Statistical Design of HVOF Spray Experiments to Manufacture Superfine Structured Wear Resistant Cr3C2 - 25(Ni 20Cr) Coatings
W. Tillmann, E. Vogli, C. Weihs, G. Kopp, Technische Universität Dortmund, Dortmund, Germany; I. T. Baumann, Technische Universität Dortmund, Faculty of Mechanical Engineering, Dortmund, Germany
Thermal spraying of novel submicron or nano-scaled feedstock materials can provide the deposition of cermet coatings with significantly improved characteristics and is recently of great interest in science and industry. However, due to the large specific surface and the low specific weight, fine particles do not only show a higher thermal susceptibility and a different thermo-kinetic behavior in the HVOF process than conventional coarse-grained powders, but also feature a high tendency for particle agglomeration. In order to process fine powders and to preserve the submicron structure of the feedstock in the final, as-sprayed coating morphology, the use of novel thermal spray equipment as well as a thorough selection and optimization of the process parameters are required. In this study, HVOF spray experiments have been conducted to manufacture superfine structured, wear resistant cermet coatings with improved macroscopic properties using Cr3C2 25(Ni 20Cr) submicron powders (2 - 8 µm). Statistical design of experiments has been utilized to identify the most relevant process parameters along with their interaction effects using Plackett-Burman and fractional factorial designs. Response surface methods and Derringer’s desirability function have been employed to simultaneously optimize majorly important coating characteristics such as roughness, hardness and porosity.
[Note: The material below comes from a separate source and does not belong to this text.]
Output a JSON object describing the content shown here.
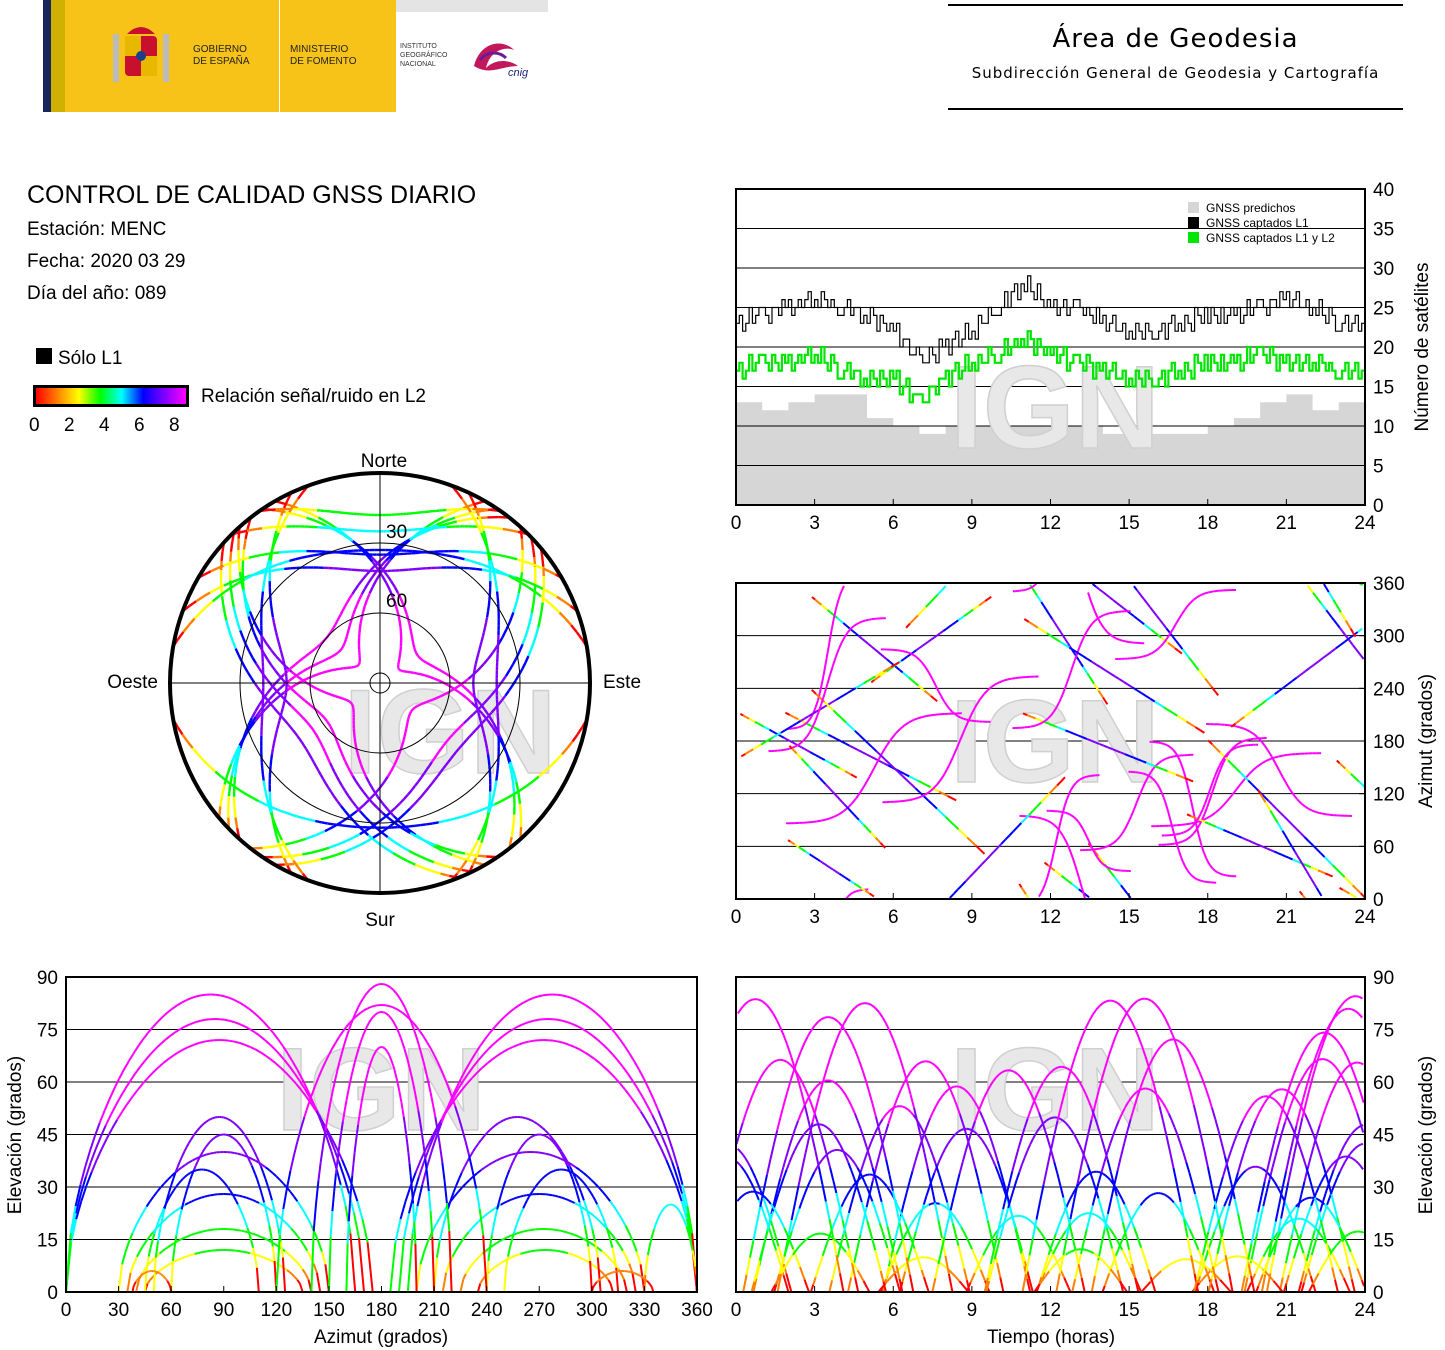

Summary: In this study the manufacturing of novel superfine structured cermet coatings using Cr3C2 25(Ni 20Cr) submicron powders (2 - 8 µm) has been investigated. Novel powder feeding and HVOF spray equipment have been employed. To identify the influence of the most relevant process parameters along with their interaction effects a statistical design of experiments has been conducted. Response surface methods and Derringers desirability function have been utilized to simultaneously optimize majorly important coating characteristics.